The new Housing Credit Law, better known as the Mortgage Law, came into effect in Spain this week. The new legislation has been delayed more than three years and stirred various controversies. Spain is thus the last European country to transpose Brussels’ directive.
One of the most debated points of the law was its retroactive effect. Simone Colombelli, from iAhorro explains whether the new conditions developed in this law would apply to mortgages already signed:
The new Mortgage Law will not have retroactive effect in general. So the new norms will not be applied to mortgage contracts singed before the law came into effect. Despite this, those already with mortgages could benefit from the changes in the law when renovating or subrogating their loan.

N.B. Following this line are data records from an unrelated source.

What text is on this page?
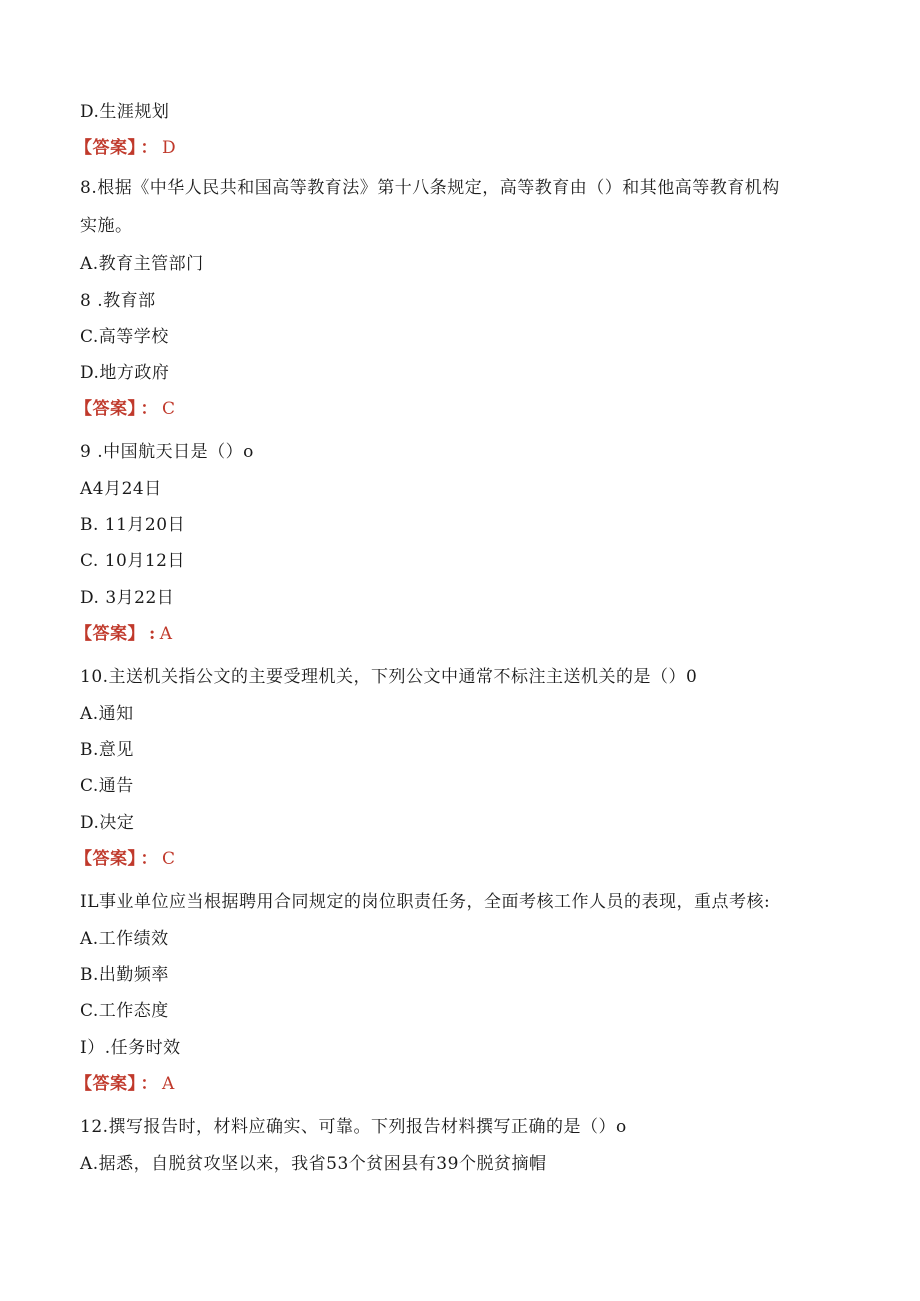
D.生涯规划
【答案】 ： D
8.根据《中华人民共和国高等教育法》第十八条规定，高等教育由（）和其他高等教育机构
实施。
A.教育主管部门
8 .教育部
C.高等学校
D.地方政府
【答案】 ： C
9 .中国航天日是（）o
A4月24日
B. 11月20日
C. 10月12日
D. 3月22日
【答案】 : A
10.主送机关指公文的主要受理机关，下列公文中通常不标注主送机关的是（）0
A.通知
B.意见
C.通告
D.决定
【答案】 ： C
IL事业单位应当根据聘用合同规定的岗位职责任务，全面考核工作人员的表现，重点考核:
A.工作绩效
B.出勤频率
C.工作态度
I）.任务时效
【答案】 ： A
12.撰写报告时，材料应确实、可靠。下列报告材料撰写正确的是（）o
A.据悉，自脱贫攻坚以来，我省53个贫困县有39个脱贫摘帽
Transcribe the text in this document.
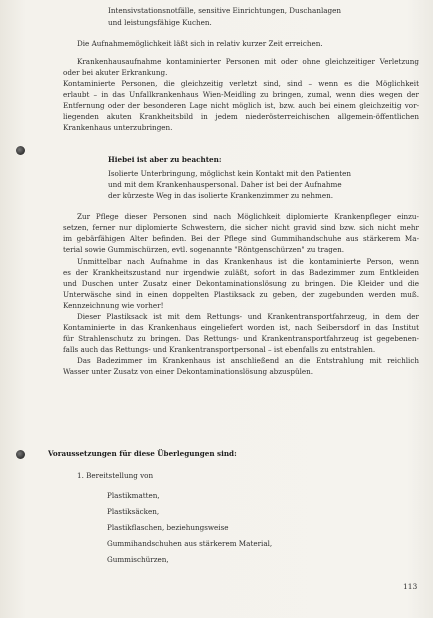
Intensivstationsnotfälle, sensitive Einrichtungen, Duschanlagen
und leistungsfähige Kuchen.
Die Aufnahmemöglichkeit läßt sich in relativ kurzer Zeit erreichen.
Krankenhausaufnahme kontaminierter Personen mit oder ohne gleichzeitiger Verletzung
oder bei akuter Erkrankung.
Kontaminierte Personen, die gleichzeitig verletzt sind, sind – wenn es die Möglichkeit
erlaubt – in das Unfallkrankenhaus Wien-Meidling zu bringen, zumal, wenn dies wegen der
Entfernung oder der besonderen Lage nicht möglich ist, bzw. auch bei einem gleichzeitig vor-
liegenden akuten Krankheitsbild in jedem niederösterreichischen allgemein-öffentlichen
Krankenhaus unterzubringen.
Hiebei ist aber zu beachten:
Isolierte Unterbringung, möglichst kein Kontakt mit den Patienten
und mit dem Krankenhauspersonal. Daher ist bei der Aufnahme
der kürzeste Weg in das isolierte Krankenzimmer zu nehmen.
Zur Pflege dieser Personen sind nach Möglichkeit diplomierte Krankenpfleger einzu-
setzen, ferner nur diplomierte Schwestern, die sicher nicht gravid sind bzw. sich nicht mehr
im gebärfähigen Alter befinden. Bei der Pflege sind Gummihandschuhe aus stärkerem Ma-
terial sowie Gummischürzen, evtl. sogenannte "Röntgenschürzen" zu tragen.
Unmittelbar nach Aufnahme in das Krankenhaus ist die kontaminierte Person, wenn
es der Krankheitszustand nur irgendwie zuläßt, sofort in das Badezimmer zum Entkleiden
und Duschen unter Zusatz einer Dekontaminationslösung zu bringen. Die Kleider und die
Unterwäsche sind in einen doppelten Plastiksack zu geben, der zugebunden werden muß.
Kennzeichnung wie vorher!
Dieser Plastiksack ist mit dem Rettungs- und Krankentransportfahrzeug, in dem der
Kontaminierte in das Krankenhaus eingeliefert worden ist, nach Seibersdorf in das Institut
für Strahlenschutz zu bringen. Das Rettungs- und Krankentransportfahrzeug ist gegebenen-
falls auch das Rettungs- und Krankentransportpersonal – ist ebenfalls zu entstrahlen.
Das Badezimmer im Krankenhaus ist anschließend an die Entstrahlung mit reichlich
Wasser unter Zusatz von einer Dekontaminationslösung abzuspülen.
Voraussetzungen für diese Überlegungen sind:
1. Bereitstellung von
Plastikmatten,
Plastiksäcken,
Plastikflaschen, beziehungsweise
Gummihandschuhen aus stärkerem Material,
Gummischürzen,
113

What are the benefits of this law?
Consumer protection, transparency and a fairer sharing of costs between the client and the financial entity. The new Mortgage Law could be summarised in three points to get a global vision of its objectives. With consumer protection and transparency it seeks to rectify some errors of the past. Now with this new law, legislators want customers to know their loan in detail and know what they are signing. In this way lawsuits in this sector will be reduced, which in recent years has been the centre for judicial processes related to base clauses or the Mortgage Loan Reference Index.

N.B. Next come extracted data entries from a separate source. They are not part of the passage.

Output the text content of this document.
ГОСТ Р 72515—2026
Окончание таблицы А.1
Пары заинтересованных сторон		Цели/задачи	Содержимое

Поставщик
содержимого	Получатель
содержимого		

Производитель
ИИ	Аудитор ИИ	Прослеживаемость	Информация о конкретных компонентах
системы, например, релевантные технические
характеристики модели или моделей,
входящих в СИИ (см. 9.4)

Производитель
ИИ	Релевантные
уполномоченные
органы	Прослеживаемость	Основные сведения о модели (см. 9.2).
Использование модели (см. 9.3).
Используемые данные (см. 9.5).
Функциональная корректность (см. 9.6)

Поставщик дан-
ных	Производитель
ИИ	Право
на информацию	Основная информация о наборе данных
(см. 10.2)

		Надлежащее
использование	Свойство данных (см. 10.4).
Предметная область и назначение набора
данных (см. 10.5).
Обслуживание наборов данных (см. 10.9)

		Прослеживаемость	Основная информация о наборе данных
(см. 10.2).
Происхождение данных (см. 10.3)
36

The law also shares the costs in fairer way when the mortgage is formalised. Before the customer had to pay everything and now only has to pay the valuation and the notary´s copies.

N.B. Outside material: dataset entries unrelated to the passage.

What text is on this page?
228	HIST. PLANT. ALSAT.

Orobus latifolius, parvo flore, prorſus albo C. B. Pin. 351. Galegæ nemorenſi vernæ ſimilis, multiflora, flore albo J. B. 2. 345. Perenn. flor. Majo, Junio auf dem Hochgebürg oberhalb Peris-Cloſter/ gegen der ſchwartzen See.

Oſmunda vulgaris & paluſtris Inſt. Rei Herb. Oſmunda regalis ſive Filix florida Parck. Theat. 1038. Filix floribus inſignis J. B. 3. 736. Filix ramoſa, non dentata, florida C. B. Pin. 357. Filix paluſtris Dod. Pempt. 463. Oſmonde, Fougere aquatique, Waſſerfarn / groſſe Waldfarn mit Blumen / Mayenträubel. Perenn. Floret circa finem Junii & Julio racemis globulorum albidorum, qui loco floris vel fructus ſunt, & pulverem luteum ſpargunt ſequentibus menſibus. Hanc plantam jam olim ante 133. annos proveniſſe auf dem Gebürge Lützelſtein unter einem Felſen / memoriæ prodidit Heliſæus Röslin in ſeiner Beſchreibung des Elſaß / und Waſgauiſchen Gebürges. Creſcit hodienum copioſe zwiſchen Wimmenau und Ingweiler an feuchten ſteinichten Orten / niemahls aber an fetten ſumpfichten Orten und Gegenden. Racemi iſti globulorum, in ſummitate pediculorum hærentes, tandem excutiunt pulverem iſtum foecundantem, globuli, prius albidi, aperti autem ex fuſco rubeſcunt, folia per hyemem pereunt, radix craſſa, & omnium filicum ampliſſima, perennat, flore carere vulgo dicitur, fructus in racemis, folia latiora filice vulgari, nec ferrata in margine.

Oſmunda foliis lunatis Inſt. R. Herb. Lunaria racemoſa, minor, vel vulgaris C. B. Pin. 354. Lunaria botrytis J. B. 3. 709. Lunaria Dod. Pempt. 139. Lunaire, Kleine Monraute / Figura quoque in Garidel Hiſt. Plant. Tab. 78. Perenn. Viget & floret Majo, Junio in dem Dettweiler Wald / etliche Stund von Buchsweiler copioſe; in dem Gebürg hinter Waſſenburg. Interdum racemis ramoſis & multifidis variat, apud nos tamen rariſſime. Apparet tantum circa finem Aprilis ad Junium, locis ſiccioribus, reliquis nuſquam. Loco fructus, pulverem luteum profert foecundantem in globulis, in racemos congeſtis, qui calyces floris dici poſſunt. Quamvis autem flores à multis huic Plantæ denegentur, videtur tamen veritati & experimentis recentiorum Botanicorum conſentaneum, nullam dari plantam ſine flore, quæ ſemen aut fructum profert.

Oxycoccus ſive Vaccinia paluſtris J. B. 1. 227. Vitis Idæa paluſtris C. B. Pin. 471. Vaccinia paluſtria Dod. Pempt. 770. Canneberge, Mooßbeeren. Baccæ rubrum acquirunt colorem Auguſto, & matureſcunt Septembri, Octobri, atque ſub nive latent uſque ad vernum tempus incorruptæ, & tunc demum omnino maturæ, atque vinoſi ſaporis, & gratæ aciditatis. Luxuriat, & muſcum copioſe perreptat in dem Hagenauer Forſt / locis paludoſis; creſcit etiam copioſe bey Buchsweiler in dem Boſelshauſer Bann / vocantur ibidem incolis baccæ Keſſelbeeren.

Mortgage foreclosure is another major benefit of the law. Now the bank can only foreclose if the customer owes 12 months or 3% of the mortgage in the first half of the loan, before it was only 3 months. In the second half of the loan, foreclosure goes from 12 months to 15% or 7% of the debt.
Why has the aw taken so long to come into effect in Spain?
In 2014 the EU pushed a norm to strengthen the protection of consumers who contract a mortgage. From that moment, EU countries ought to adopt these legal changes, something which was delayed in Spain because of the political instability in recent years.
In 2016 the European Commission gave Spain three years in which to adopt the new norms, something which has not been possible until now. In 2017 the government of Mariano Rajoy approved a first legal project which was modified by the Pedro Sanchez government and finally could not be voted on the Congress until 21 February 2019. Before being voted on in the Congress, the text had pass through the Senate so that the various political parties could present their amendments.
Will the new law affect the mortgage supply in 2019?
The approval of the law will now unblock the mortgage market after months of uncertainty. The banks will return to medium and long term strategic planning in their mortgages, given that the approval of the law fixes a stable legal framework. Some banks had already begun to adapt to the new law before it came into effect, taking on all the costs, including of valuation, with the aim of attracting clients.
This is the beginning of diversification in what is on offer, something that we will see in the next few months. The “mortgage war” to capture customers seeking financing to buy a house will begin with the approval of the new law, supply is going to diversify and the most important thing is that the customer compares and finds the product best adapted to his needs.
What has been left in the inkpot?
Non-recourse loans. This has been one of the most debated points in the law, which will oblige the banks to cancel the debt of a customer with a house.